当時、外務省の太平洋島嶼国を担当する大洋州課は欧亜局にありました。いわゆるイギリス植民地支配という古いしきたりの中で外務省も存在していたわけです。私はアジア局のもとに大洋州課を置くべきであると陳情を重ね、ようやく13年後の2001年にアジア大洋州局大洋州課に改組されました。

一方、政府には、太平洋島嶼国との間の太平洋・島サミットの開催は日本の過去の歴史からみても日本の責務であるとお願いし続けました。

私は、太平洋島嶼国会議で竹下登首相(当時)の挨拶文を代読された小渕恵三官房長官(当時)に太平洋・島サミット開催に向けての中心的な役割を果たしていただけるようお願いし続け、10年後の1997年10月に第一回太平洋・島サミットが日本政府により初めて開催されたのです。

今日、政府、そして民間においても太平洋島嶼国との連携が重要であると認識されるようになったことは、喜ばしいことです。

私は、一年の三分の一を発展途上国の現場での活動に充てていますが、太平洋島嶼国に限らず、世界中で生活から出されるゴミ、あるいは産業・工業廃棄物が川に流され、または海に直接捨てられる状況を目の当たりにしてきました。

2050年には世界の人口が100億人になると言われています。
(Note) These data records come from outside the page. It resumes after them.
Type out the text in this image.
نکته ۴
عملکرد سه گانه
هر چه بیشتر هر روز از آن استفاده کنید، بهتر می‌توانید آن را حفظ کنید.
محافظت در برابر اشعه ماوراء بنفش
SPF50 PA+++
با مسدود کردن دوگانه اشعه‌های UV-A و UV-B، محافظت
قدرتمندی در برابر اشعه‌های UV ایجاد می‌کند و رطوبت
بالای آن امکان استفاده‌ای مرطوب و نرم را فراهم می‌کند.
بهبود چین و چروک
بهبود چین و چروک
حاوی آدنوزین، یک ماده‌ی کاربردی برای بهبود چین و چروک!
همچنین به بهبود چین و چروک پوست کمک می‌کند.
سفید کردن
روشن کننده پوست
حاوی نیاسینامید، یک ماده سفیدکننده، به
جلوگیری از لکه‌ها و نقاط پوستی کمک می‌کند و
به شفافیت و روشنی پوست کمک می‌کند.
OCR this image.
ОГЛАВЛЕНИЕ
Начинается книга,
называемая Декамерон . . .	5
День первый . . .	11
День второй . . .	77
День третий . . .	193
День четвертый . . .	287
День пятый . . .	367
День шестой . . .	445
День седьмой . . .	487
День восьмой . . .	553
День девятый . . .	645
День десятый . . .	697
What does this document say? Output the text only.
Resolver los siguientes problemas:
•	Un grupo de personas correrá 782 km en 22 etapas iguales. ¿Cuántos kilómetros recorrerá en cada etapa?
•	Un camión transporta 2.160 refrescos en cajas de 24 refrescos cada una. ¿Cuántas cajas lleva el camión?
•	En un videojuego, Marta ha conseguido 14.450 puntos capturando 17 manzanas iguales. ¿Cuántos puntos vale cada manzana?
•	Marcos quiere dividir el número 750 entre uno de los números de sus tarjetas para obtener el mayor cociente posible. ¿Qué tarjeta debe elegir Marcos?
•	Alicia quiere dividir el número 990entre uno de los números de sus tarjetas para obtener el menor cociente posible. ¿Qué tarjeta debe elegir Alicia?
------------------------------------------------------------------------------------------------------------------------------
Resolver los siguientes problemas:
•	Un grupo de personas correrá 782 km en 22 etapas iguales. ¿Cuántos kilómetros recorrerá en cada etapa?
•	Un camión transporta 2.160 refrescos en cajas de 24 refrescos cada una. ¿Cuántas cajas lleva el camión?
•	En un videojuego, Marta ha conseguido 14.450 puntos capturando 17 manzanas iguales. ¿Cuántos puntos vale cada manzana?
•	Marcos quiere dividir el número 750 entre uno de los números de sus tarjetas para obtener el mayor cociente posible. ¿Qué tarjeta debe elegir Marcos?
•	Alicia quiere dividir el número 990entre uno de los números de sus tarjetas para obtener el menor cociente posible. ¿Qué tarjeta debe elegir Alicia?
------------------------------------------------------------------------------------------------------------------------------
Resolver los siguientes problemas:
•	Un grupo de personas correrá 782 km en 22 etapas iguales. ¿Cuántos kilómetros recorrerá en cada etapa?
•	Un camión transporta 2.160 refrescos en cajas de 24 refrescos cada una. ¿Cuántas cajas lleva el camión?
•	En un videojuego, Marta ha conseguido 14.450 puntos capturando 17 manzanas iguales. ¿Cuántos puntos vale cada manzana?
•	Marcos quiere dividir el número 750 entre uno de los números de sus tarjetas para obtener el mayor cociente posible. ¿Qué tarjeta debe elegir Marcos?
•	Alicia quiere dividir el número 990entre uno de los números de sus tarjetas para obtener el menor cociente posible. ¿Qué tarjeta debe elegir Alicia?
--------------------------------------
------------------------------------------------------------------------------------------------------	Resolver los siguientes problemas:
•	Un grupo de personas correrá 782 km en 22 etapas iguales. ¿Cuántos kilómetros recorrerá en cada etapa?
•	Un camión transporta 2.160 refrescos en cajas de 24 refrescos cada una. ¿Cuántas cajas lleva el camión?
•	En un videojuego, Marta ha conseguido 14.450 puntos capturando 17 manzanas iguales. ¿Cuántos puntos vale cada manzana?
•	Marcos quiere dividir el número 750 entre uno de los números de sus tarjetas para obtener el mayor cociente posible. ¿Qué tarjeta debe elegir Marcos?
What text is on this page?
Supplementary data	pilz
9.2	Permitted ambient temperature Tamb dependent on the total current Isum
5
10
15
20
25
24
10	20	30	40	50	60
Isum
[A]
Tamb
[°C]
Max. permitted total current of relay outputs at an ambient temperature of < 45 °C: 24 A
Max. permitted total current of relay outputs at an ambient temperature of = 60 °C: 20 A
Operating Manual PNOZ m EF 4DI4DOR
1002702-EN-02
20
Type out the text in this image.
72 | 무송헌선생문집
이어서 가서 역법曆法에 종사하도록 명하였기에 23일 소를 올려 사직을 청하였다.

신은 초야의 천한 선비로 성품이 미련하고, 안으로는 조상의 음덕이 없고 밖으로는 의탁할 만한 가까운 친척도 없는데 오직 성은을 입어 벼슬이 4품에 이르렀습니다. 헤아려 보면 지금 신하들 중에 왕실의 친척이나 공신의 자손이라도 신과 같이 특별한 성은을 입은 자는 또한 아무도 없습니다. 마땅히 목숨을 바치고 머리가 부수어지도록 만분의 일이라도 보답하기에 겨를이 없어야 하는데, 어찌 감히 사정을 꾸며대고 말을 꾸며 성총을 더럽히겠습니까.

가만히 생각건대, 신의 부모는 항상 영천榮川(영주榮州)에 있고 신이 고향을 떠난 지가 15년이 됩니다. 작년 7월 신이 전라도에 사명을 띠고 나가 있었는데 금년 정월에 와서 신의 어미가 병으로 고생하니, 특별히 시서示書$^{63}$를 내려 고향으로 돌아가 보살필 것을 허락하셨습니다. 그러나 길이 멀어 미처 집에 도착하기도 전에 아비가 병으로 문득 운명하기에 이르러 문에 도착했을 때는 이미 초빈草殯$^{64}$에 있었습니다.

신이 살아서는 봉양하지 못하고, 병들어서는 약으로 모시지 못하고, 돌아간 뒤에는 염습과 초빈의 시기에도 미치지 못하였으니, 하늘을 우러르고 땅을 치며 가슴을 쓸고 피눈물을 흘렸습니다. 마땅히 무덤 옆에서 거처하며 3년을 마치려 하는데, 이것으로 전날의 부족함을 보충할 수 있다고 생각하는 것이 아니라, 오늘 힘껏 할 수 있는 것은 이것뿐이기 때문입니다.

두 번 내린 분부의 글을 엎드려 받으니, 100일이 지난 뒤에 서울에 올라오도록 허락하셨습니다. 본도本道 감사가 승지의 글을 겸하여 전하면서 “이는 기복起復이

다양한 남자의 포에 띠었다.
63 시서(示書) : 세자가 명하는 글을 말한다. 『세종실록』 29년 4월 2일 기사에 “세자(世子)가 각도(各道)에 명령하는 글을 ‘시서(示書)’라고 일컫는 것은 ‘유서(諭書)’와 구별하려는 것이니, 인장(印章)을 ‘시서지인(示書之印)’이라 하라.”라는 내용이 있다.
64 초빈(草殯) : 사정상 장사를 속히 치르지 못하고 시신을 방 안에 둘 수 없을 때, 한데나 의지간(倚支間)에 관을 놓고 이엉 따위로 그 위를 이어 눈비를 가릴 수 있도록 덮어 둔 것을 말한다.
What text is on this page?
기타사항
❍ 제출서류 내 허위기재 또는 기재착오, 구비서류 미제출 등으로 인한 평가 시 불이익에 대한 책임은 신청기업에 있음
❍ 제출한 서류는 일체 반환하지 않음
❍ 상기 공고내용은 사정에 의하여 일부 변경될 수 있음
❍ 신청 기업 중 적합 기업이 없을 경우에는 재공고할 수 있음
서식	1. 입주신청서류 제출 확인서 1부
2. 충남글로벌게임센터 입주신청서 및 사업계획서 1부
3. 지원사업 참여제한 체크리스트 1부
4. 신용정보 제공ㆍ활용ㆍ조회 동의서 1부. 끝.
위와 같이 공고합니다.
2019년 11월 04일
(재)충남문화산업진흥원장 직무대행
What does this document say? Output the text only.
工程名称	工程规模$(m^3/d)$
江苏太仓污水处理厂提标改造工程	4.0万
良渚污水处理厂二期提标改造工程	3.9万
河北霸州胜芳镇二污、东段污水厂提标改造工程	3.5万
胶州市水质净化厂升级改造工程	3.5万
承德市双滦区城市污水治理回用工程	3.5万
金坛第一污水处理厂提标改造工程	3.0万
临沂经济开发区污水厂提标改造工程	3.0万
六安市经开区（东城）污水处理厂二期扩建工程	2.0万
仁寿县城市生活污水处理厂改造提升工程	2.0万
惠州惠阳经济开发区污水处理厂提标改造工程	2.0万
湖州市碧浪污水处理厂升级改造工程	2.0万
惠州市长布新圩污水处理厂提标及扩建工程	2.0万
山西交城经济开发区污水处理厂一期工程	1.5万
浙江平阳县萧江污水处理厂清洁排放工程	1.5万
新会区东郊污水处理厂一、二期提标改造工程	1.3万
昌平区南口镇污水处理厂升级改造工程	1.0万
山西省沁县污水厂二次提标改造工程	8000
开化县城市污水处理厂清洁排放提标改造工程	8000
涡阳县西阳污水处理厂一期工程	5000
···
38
これまで私たち人類は陸地を中心に物事を考え判断してきましたが、地球上で生存する生物は全て母なる海なくしては生きられないのです。それにも関わらず、限られた人しか海に目を向けておらず、海を人類が守るという関心は残念ながら薄いと言わざるを得ません。

本格的に海洋の環境問題を議論し、全ての人々に認識を持っていただくことが、水の惑星である地球を後世に引き継いでいくための根本的な問題であると考えます。現状のままでは、間違いなく海は人類のゴミ捨て場と化してしまいます。

この点について私は先月、国際海事機関(IMO)の会議で海洋のあり方と保全をテーマに講演し、各国政府に海に関心を示すべきだと指摘してきました。

美しい太平洋島嶼国の国々が海洋環境に注目し、この問題の解決に強い意志を表明されていることは、大いに評価すべきことであり、日本は協力できる体制を作る必要があると思います。

そしてこのような動きは世界の海洋環境保全のモデルケースになる可能性がありますし、モデルケースにしなければならないことでもあります。

21世紀は、海洋に守られた人類社会が海洋を守る人類社会に変わっていかなければなりません。このシンポジウムはその大きな先駆けとしてスタートし、広く世界に情報が発信されることを期待しています。

そのような意味で、この会議は歴史的に意義深いスタートになると理解しています。有意義な会議にしていただくことを心からお願い申し上げます。